Southern California home prices take biggest 2-month dip in 12 years

San Bernadino Sun

December and January are known for price dips as house hunters shy from closing on a home purchase around the holidays, and in Southern California, that price dip has averaged 2.2 percent since 1988. However, this year, the median selling price across the region fell by a combined 4.6 percent to $705,000, according to CoreLogic, which tracks closed sales for all residences. This was the largest two-month decline in the past 12 years.

The price slip is perhaps one factor behind the region’s first year-over-year sales gain in 25 months, even though prices remain up 33 percent compared to January 2020 (just before the pandemic shook up the housing market). If history is a good predictor, prices will pick up again soon. Since 1988, the months of February and March have together seen an average price increase of 4.1 percent.

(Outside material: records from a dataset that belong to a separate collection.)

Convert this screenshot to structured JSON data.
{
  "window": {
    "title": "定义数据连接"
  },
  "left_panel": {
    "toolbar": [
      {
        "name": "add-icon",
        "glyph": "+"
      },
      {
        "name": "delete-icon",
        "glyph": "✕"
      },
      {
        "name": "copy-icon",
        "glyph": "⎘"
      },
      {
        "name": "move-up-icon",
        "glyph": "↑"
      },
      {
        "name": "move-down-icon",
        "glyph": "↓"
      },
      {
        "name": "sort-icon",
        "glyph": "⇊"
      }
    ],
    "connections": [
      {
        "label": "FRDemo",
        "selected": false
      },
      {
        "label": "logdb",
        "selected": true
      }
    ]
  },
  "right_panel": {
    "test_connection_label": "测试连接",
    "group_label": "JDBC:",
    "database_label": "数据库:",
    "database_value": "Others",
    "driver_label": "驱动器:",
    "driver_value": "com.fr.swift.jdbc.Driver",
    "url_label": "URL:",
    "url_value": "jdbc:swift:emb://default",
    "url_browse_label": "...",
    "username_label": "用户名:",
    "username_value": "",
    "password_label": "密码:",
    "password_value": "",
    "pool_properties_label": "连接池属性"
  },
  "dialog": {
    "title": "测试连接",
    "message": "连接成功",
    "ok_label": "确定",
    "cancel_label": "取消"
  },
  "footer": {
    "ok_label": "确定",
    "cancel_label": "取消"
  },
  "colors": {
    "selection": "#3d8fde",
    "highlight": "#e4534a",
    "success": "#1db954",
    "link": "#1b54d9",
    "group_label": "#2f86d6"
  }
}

Price outstrips location as homebuyers’ first priority

Coldwell Banker

An age-old saying in real estate is that “location, location, location is everything.” But according to a new survey from Coldwell Banker Real Estate, 56 percent of consumers said that price is the most important factor for them when choosing a home. Only 50 percent said that location was most important.

The survey queried 4,213 U.S. consumers age 18 and older on topics surrounding real estate trends, market sentiment, property investment and luxury spending. By gender, 60 percent of women polled reported that price was the most important factor for them in buying a home, compared to 48 percent of men who reported the same.

Weekly mortgage demand surges 11% as more homes hit spring market


Although spring doesn’t officially start until March 19, the spring housing market already appears to be on the move. Mortgage applications to purchase a home increased 11 percent last week compared to the previous week, according to the Mortgage Bankers Association’s seasonally adjusted index. Demand was still 8 percent lower than the same week one year ago. Applications to refinance a home loan were 8 percent higher last week compared with the previous week and were 2 percent lower than the same week one year ago.

The average contract interest rate for 30-year fixed-rate mortgages with conforming loan balances ($726,200 or less on average) decreased to 7.02 percent from 7.04 percent, with points unchanged at 0.67 for loans with a 20 percent down payment. Total mortgage application volume dropped 5.6 percent last week from the prior week.